Market at a crossroads

Bears and bulls both have reasons to feel time is on their side..
The Bull case for stocks:

  1. Earnings, earnings, earnings. They’re doing fine (at least so far). The world economy is growing mostly because stellar performance from developing countries. The rich world (minus Australia) looks tired. Profits there come mostly from cost cutting, top-line growth mostly comes from abroad (unless you’re Apple). But one can make the case that as long as earnings growth keeps up, the markets will be ok.
  2. QE2: The Fed will almost certainly be buying more bonds and crediting some bank accounts in the process. This new base money will not go into new lending for business, but it will go directly into the markets, and it has the dollar running for cover, which helps translating those overseas earnings into a better bottom line.
  3. Interest rates remain extremely low and housing is in a funk, so what’s the alternative?

The Bear case for stocks:

  1. The mortgage mess could very well depress the housing market even more and lead to serious holes in balance sheets of financial institutions
  2. The stimulus has mostly ran it’s course. taxes will go up, states and municipalities are still in a financial funk, cutting back spending
  3. Interest rates can’t be lowered and a new stimulus package is extremely unlikely (for political reasons, needless to say). Most observers argue QE2 will not move the economy all that much, if at all (although expectations of QE2 already have moved the markets)
  4. Unemployment is very high and will remain high for a considerable time to come. Capacity utilization is low (in the low 70%s) so there is a very significant ‘output gap’, that is, underutilized capacity. The economy could easily produce more if there was more demand
  5. With capacity utilization so low and demand so weak, business has little incentive to invest in building new domestic production capacity, that is, of the categories of demand, consumption, investment, and public spending are all unlikely to grow significantly. This leaves only (net) exports as a route for expansion and the lower dollar certainly helps in that department.
  6. But relying on exports has its limits (the US is way less dependent on exports than China, for instance) and the lower dollar is already creating havoc on some of our trading partners. Some even talk of a looming currency war which will only have losers
  7. That European debt crisis isn’t over by any means. The rescue operation has bought time, but that’s all. Interest spreads for numerous countries (vis-à-vis Germany) are very high and austerity (except from Ireland and Greece) is yet to kick in in any comprehensive fashion
  8. Does anyone really know what’s happening in China? Investment and exports are such an extraordinary large part of GDP, that can’t continue into eternity. Luckily enough, the Chinese themselves have recognized that and are embarking on letting consumption play a more important role.

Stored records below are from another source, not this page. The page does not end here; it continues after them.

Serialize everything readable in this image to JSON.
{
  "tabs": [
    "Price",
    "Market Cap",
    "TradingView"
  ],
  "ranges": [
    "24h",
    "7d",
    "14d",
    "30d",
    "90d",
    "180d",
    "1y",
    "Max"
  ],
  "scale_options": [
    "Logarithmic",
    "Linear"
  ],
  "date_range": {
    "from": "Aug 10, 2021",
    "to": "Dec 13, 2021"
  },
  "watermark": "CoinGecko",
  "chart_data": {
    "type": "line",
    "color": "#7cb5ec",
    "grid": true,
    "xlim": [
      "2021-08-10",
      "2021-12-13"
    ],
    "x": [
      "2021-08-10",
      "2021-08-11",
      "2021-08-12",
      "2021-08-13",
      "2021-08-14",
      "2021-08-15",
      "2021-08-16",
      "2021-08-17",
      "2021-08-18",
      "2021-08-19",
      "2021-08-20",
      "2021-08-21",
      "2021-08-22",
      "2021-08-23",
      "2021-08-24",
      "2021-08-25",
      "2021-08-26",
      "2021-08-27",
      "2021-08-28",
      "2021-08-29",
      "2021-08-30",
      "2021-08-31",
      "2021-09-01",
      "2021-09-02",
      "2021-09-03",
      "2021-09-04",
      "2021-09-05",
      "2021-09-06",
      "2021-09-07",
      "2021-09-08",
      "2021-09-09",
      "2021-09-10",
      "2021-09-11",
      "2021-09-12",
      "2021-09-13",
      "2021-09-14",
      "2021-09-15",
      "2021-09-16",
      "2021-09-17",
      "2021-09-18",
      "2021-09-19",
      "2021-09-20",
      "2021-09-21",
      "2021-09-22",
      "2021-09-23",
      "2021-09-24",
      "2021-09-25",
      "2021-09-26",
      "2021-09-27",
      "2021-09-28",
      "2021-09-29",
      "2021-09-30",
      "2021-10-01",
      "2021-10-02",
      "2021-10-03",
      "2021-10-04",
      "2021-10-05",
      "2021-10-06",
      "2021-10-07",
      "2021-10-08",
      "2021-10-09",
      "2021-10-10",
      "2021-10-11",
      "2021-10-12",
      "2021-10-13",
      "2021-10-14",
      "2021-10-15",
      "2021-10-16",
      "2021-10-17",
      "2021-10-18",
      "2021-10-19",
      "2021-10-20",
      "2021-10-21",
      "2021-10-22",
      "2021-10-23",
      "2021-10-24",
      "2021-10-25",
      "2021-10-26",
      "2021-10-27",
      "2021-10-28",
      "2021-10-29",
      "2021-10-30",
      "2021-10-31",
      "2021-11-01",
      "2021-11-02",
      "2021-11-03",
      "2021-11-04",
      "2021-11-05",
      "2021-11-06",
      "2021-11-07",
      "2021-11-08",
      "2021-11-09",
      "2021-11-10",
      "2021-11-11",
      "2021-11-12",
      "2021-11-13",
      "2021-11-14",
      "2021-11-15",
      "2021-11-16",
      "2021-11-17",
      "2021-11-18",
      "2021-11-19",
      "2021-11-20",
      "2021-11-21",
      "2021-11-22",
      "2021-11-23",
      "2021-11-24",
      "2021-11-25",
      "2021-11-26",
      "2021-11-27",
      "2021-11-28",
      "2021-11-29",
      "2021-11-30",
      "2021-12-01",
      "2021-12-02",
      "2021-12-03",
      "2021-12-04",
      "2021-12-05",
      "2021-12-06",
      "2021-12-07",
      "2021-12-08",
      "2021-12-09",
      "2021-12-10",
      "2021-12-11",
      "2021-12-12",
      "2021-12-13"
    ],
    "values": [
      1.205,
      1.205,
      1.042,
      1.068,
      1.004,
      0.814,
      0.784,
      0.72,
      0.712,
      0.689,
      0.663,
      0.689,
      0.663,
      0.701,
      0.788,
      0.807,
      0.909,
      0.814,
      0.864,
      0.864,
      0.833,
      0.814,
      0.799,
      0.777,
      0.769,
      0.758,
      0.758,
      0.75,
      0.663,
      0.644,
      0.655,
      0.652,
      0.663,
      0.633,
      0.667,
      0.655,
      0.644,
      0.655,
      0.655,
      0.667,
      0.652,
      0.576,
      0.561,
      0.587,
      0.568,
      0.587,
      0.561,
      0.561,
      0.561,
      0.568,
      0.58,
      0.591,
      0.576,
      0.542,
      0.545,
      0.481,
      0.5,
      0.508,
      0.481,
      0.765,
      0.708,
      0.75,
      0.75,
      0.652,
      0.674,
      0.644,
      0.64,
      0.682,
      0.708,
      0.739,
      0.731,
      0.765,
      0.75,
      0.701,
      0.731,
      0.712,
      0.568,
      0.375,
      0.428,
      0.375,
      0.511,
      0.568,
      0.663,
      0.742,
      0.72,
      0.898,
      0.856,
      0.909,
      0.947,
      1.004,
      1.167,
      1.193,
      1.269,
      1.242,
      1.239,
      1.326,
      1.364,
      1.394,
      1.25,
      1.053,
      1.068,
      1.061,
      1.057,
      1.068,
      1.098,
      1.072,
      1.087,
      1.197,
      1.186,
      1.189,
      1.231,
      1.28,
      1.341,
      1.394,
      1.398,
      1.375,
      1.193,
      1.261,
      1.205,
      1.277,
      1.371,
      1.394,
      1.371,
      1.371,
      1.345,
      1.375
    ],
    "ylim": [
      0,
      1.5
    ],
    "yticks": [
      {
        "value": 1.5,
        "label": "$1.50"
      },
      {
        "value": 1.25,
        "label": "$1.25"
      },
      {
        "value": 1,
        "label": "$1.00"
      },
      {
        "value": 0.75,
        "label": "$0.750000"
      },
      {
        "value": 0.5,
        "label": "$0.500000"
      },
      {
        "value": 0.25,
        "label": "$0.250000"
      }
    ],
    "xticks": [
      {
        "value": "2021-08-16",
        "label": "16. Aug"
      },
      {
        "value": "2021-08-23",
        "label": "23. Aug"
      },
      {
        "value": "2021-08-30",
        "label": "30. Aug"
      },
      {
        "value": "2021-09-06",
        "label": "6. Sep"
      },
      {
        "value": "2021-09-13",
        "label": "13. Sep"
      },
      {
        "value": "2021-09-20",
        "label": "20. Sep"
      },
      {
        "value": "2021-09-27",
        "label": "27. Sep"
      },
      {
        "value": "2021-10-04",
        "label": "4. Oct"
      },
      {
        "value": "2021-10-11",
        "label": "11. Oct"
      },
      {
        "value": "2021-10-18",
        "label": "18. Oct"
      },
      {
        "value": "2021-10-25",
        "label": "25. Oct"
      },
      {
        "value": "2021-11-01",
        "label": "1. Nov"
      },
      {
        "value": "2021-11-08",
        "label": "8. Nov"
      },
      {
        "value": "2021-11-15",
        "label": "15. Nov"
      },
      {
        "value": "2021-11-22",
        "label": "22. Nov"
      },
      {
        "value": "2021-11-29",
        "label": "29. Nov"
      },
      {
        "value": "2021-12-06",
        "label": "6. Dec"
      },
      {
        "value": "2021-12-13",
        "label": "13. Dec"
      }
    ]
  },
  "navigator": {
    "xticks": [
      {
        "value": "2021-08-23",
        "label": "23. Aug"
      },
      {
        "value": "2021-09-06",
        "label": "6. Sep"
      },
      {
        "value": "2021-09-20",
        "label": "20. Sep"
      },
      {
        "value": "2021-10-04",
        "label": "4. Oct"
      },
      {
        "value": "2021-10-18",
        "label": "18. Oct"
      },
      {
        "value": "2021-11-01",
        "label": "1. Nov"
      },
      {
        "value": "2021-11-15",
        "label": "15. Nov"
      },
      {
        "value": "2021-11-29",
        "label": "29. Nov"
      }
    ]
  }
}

For now, we think the bulls have it. But only just. It remains to be seen whether the effects of low demand, spare capacity, de-levering consumers and the kicking in of austerity (or expiring stimulus) can be compensated by the growth in developing economies. And then there are those risks of turmoil, from the mortgage situation, from financial institutions, from indebted European countries, from violent currency moves, from possible Chinese bubbles (investment, housing, regional loans, take your pick).

It’s a very treacherous environment, this. Asset classes are ever more correlated. Keep an eye on:

  • Guidance in the ongoing earnings season
  • Dollar movements, especially sharp reversals
  • US-Chinese tensions escalating
  • European debt, CDS rates and interest spreads
  • Read up on the mortgage mess, robot signers and all. The limbo there is exactly what we don’t need.

So don’t be complacent and be prepared to move fast if any of these shows signs of escalation. If one of these does, hoping it will all blow over doesn’t seem a good option to us.